No te entiende. Pero tampoco le incomoda su ignorancia. Porque no la tiene. Su sabiduría se basa en escasos ejes. Por eso es tal: querer. A él le basta. Querer y sentirse querido… “Son los restos de una liturgia laica” (te repites). La de Fin de Año. Dan cuenta de ella los humedecidos papelitos de confeti aferrados a las aceras; los vasos de plástico olvidados; las botellas –y alguna que otra ilusión– rotas; los restos gástricos de los excesos… Ayer tocaba ser feliz. Hoy, la puesta en práctica de nuevos propósitos. Hoy toca, efectivamente, dejar de beber o de fumar o de ingerir colesterol en vena… En otro capítulo el “dejar de” se muda en un “comenzar a”. Comenzar un régimen, una vida... Y en eso que los anglosajones denominan “new year resolutions” tal vez se olviden otras necesidades, más anímicas, más sustanciales, más éticas… Llamar a quien se sigue sin llamar; perdonar a quien se sigue sin perdonar; reconciliarse con quien…

- Dejar de fumar es difícil… Y de beber –Roig-. Lo otro todavía lo es más…

Y Roig, felizmente recobrado ya de las últimas y amargas sombras que sobre su vida ha trazado una vejez que no ceja en su insano empeño, te mira con esos pequeños ojos que aún conservan toda su vivacidad. Dicen que la mirada es la única expresión sincera. La suya, sin duda. Siempre irradia bondad.

Ya de regreso, Roig se ovilla sobre el sofá. La mañana avanza. El silencio sobrevive. La calle sigue igual: intransitada. Con sabor a western. Con sabor a pueblo ante la inminencia de un duelo. Una calle que se le hace pequeña a esa única figura humana que la vivifica y a la que la calle, sí, la misma calle, se le está haciendo pequeña, insuficiente… Te sientas al lado de Roig y ojeas con calma el anuario del “Menorca”. Los conservas. Y percibes, no sin cierto desasosiego, que cada uno de ellos es resumen y compendio de todo un año. ¿Cuántos anuarios más podrás leer? Y al abrirlo, las hojas dejan de serlo y se mudan en pedazos de intrahistoria; en fragmentos de sucesos; en listados; en sombras y en luces… Algunas imágenes duelen. Unas porque se corresponden con personas que tuvieron la involuntaria descortesía de abandonarte o porque tienen su origen en el sectarismo, en la falta de diálogo y tolerancia; otras por la simple razón de que pudieron haber sido precisamente eso: otras. Muchas instantáneas te hablan de méritos.
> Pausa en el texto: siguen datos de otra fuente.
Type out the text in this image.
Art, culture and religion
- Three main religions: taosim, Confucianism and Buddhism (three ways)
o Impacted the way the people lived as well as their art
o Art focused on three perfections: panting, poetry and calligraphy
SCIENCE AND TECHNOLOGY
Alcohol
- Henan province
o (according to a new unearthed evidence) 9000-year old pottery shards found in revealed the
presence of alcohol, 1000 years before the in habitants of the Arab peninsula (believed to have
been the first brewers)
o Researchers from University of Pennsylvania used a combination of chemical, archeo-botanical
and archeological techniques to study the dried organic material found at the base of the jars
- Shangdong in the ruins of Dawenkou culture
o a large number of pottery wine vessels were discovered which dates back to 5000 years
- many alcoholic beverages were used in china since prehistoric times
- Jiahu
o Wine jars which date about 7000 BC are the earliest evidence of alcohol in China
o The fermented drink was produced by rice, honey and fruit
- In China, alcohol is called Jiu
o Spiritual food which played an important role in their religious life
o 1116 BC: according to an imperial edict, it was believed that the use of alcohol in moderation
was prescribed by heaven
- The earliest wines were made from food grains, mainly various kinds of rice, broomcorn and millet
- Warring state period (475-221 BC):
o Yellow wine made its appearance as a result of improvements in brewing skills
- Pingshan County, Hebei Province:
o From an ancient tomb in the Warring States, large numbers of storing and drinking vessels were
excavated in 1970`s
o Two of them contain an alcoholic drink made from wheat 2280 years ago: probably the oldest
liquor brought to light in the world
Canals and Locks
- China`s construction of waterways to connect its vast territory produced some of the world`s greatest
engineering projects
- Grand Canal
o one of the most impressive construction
Las más, tal vez, de deméritos. Y sobre todas ellas pulula la sensación de que son inmutables, de que te confirman la irreversibilidad del pasado, de que es axiomático aquello de que “¡ay!, lo que fue y pudo haber sido!”.

La calle, hoy muda, inaugura la página uno del próximo anuario. Y te preguntas si aparecerán héroes que esbocen un magnífico 2012. Si surgirá una especie de nuevo “Capitán Trueno” que devuelva la independencia al poder judicial; que abra listas electorales; que exija la primacía de la conciencia sobre la disciplina de partido; que vomite la evidencia de que el aborto no deja de ser un genocidio por el hecho de ser invisible y silente… O tal vez un Jabato que cierre un tullido Senado; que os exija que no continuéis tirando por la calle de en medio; que recuerde a los políticos que están ahí para servir y no para ser servidos; que el dinero público sí es de alguien; que tenéis que entenderos de una puñetera vez; que laicismo no es anticlericalismo; que argumentos, sí, vísceras no; que hubo una guerra y que “hubo” es pretérito; que… ¿Dónde estarán, sí, los héroes que forjarán un anuario 2012 mejor? ¿Quiénes protagonizarán las páginas de “nacional” e “internacional” del próximo compendio? ¿Qué pintores, con hechos, que no palabras, dibujarán un óptimo lienzo? ¿Los habrá? ¿O tendréis que conformaros con las iteradas imágenes de las situaciones y de los dramas de siempre, tan parecidas, sí, a las de los anuarios anteriores?

- Puede, Roig, que ya no queden héroes, sólo corruptos, cobardes, advenedizos, chaqueteros, incompetentes, fanáticos, radicales, miserables, egoístas, mentirosos, truhanes…

Pero Roig es optimista. E, incomprensiblemente, confía en el hombre. Tal vez porque lo piensa hecho a su imagen y semejanza. A Roig le gustaría el viejo aserto machadiano y noventayochista de “el presente es malo, pero el futuro es mío” o el concepto unamuniano de la intrahistoria…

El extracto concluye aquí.